2 Hosp., 212 B.R. 467, 471 (E.D. Pa. 1997). The Supreme Court held that “[g]enerally speaking, a tax is a pecuniary burden laid upon individuals or property to support the Government.” New Jersey v. Anderson, 203 U.S. 483, 487 (1906). See also New York v. Feiring, 313 U.S. 283, 285 (1941). “Both the Supreme Court’s opinion in Feiring and the subsequent decisions by the lower

courts predominantly focus on two aspects of the definition of a tax: [1] involuntariness, i.e. that the charge is imposed regardless of the consent of the individual, and [2] the public purpose.” See In re Sacred Heart Hosp., 212 B.R. at 472 (internal citations omitted). Additional specific factors have been identified in what is referred to as the Lorber-Suburban analysis: (1) whether the obligation is an involuntary pecuniary burden, regardless of name, laid upon individuals or property; (2) whether the obligation is imposed by, or under authority of, the legislature; (3) whether the obligation is for public purposes, including the purposes of defraying expenses of government or undertakings authorized by it; (4) whether the obligation is imposed under the police or taxing power of the state; (5) whether the obligation is universally applicable to similarly situated entities; and (6) whether granting priority status to the government will

disadvantage private creditors with like claims. See Yoder v. Ohio Bureau of Workers' Comp. (In re Suburban Motor Freight), 998 F.2d 338, 341 (6th Cir. 1993); In re Lorber Indus. of Cal., Inc., 675 F.2d 1062, 1063 (9th Cir. 1982) (internal citations omitted). In CF&I, the Supreme Court explained that the court must look beyond labels and conduct a functional analysis to determine if an exaction is a tax or a penalty for bankruptcy purposes. See United States v.

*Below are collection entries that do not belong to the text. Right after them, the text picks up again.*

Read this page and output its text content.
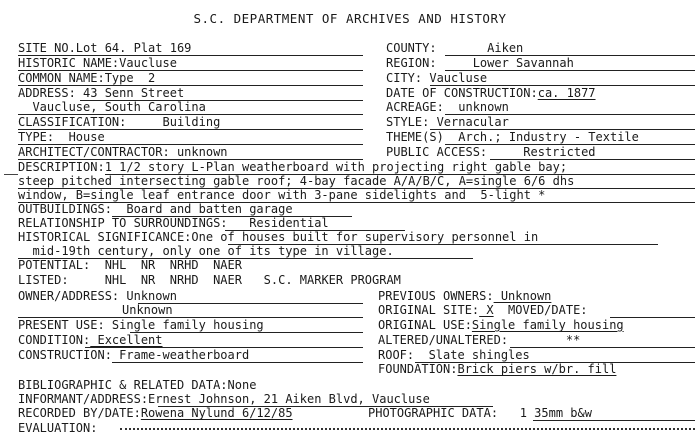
S.C. DEPARTMENT OF ARCHIVES AND HISTORY
SITE NO.Lot 64. Plat 169
HISTORIC NAME:Vaucluse
COMMON NAME:Type  2
ADDRESS: 43 Senn Street
Vaucluse, South Carolina
CLASSIFICATION:     Building
TYPE:  House
ARCHITECT/CONTRACTOR: unknown
COUNTY:       Aiken
REGION:     Lower Savannah
CITY: Vaucluse
DATE OF CONSTRUCTION:ca. 1877
ACREAGE:  unknown
STYLE: Vernacular
THEME(S)  Arch.; Industry - Textile
PUBLIC ACCESS:     Restricted
DESCRIPTION:1 1/2 story L-Plan weatherboard with projecting right gable bay;
steep pitched intersecting gable roof; 4-bay facade A/A/B/C, A=single 6/6 dhs
window, B=single leaf entrance door with 3-pane sidelights and  5-light *
OUTBUILDINGS:  Board and batten garage
RELATIONSHIP TO SURROUNDINGS:   Residential
HISTORICAL SIGNIFICANCE:One of houses built for supervisory personnel in
mid-19th century, only one of its type in village.
POTENTIAL:  NHL  NR  NRHD  NAER
LISTED:     NHL  NR  NRHD  NAER   S.C. MARKER PROGRAM
OWNER/ADDRESS: Unknown
Unknown
PREVIOUS OWNERS: Unknown
ORIGINAL SITE: X  MOVED/DATE:
PRESENT USE: Single family housing	ORIGINAL USE:Single family housing
CONDITION: Excellent	ALTERED/UNALTERED:        **
CONSTRUCTION: Frame-weatherboard	ROOF:  Slate shingles
FOUNDATION:Brick piers w/br. fill
BIBLIOGRAPHIC & RELATED DATA:None
INFORMANT/ADDRESS:Ernest Johnson, 21 Aiken Blvd, Vaucluse
RECORDED BY/DATE:Rowena Nylund 6/12/85	PHOTOGRAPHIC DATA:   1 35mm b&w
EVALUATION:
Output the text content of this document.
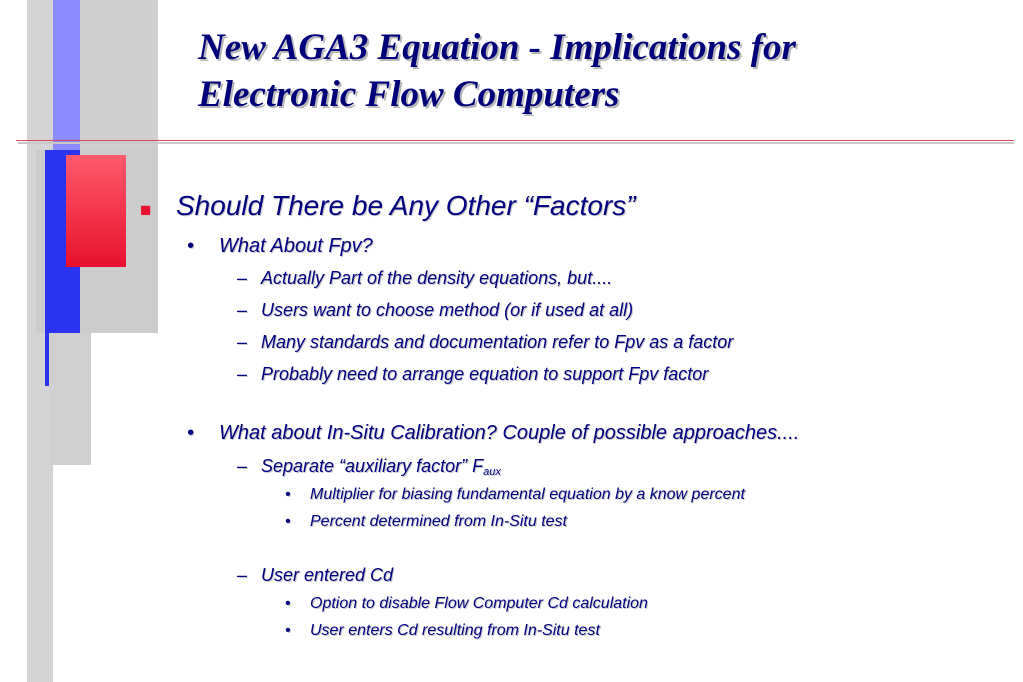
New AGA3 Equation - Implications for
Electronic Flow Computers
■ Should There be Any Other “Factors”
• What About Fpv?
– Actually Part of the density equations, but....
– Users want to choose method (or if used at all)
– Many standards and documentation refer to Fpv as a factor
– Probably need to arrange equation to support Fpv factor
• What about In-Situ Calibration? Couple of possible approaches....
– Separate “auxiliary factor” $F_{aux}$
• Multiplier for biasing fundamental equation by a know percent
• Percent determined from In-Situ test
– User entered Cd
• Option to disable Flow Computer Cd calculation
• User enters Cd resulting from In-Situ test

Reorganized Cf&I Fabricators of Utah, 518 U.S. 213, 224 (1996) (“CF&I”) (holding that the court must make “a functional examination” of whether claims under 26 U.S.C. § 4971(a), which impose a 10 percent “tax” on any accumulated funding deficiency of certain pension plans, is a tax within the meaning of 11 U.S.C. § 507(a) or a penalty). In

3 conducting this examination, the court considers whether the exaction looks and works like a tax or a penalty by looking at, inter alia, how it is calculated and enforced. See id. The Third Circuit Court of Appeals expanded on this functional examination approach a few years later. In In re United Healthcare Sys., the court stated that “[w]hile the Lorber- Suburban analysis is helpful in executing this examination, we do not believe that its six factors

should constrain our inquiry . . . [as] it may prove too rigid to provide an effective analysis of every potential obligation and thus could preclude consideration of important characteristics.” Reconstituted Comm. of Unsecured Creditors of the United Healthcare Sys. v. State of N.J. DOL (In re United Healthcare Sys.), 396 F.3d 247, 255 (3d Cir. 2005) (citing In re Suburban Motor Freight, 998 F.2d at 341 and In re Lorber Indus. of Cal., Inc., 675 F.2d at 1063).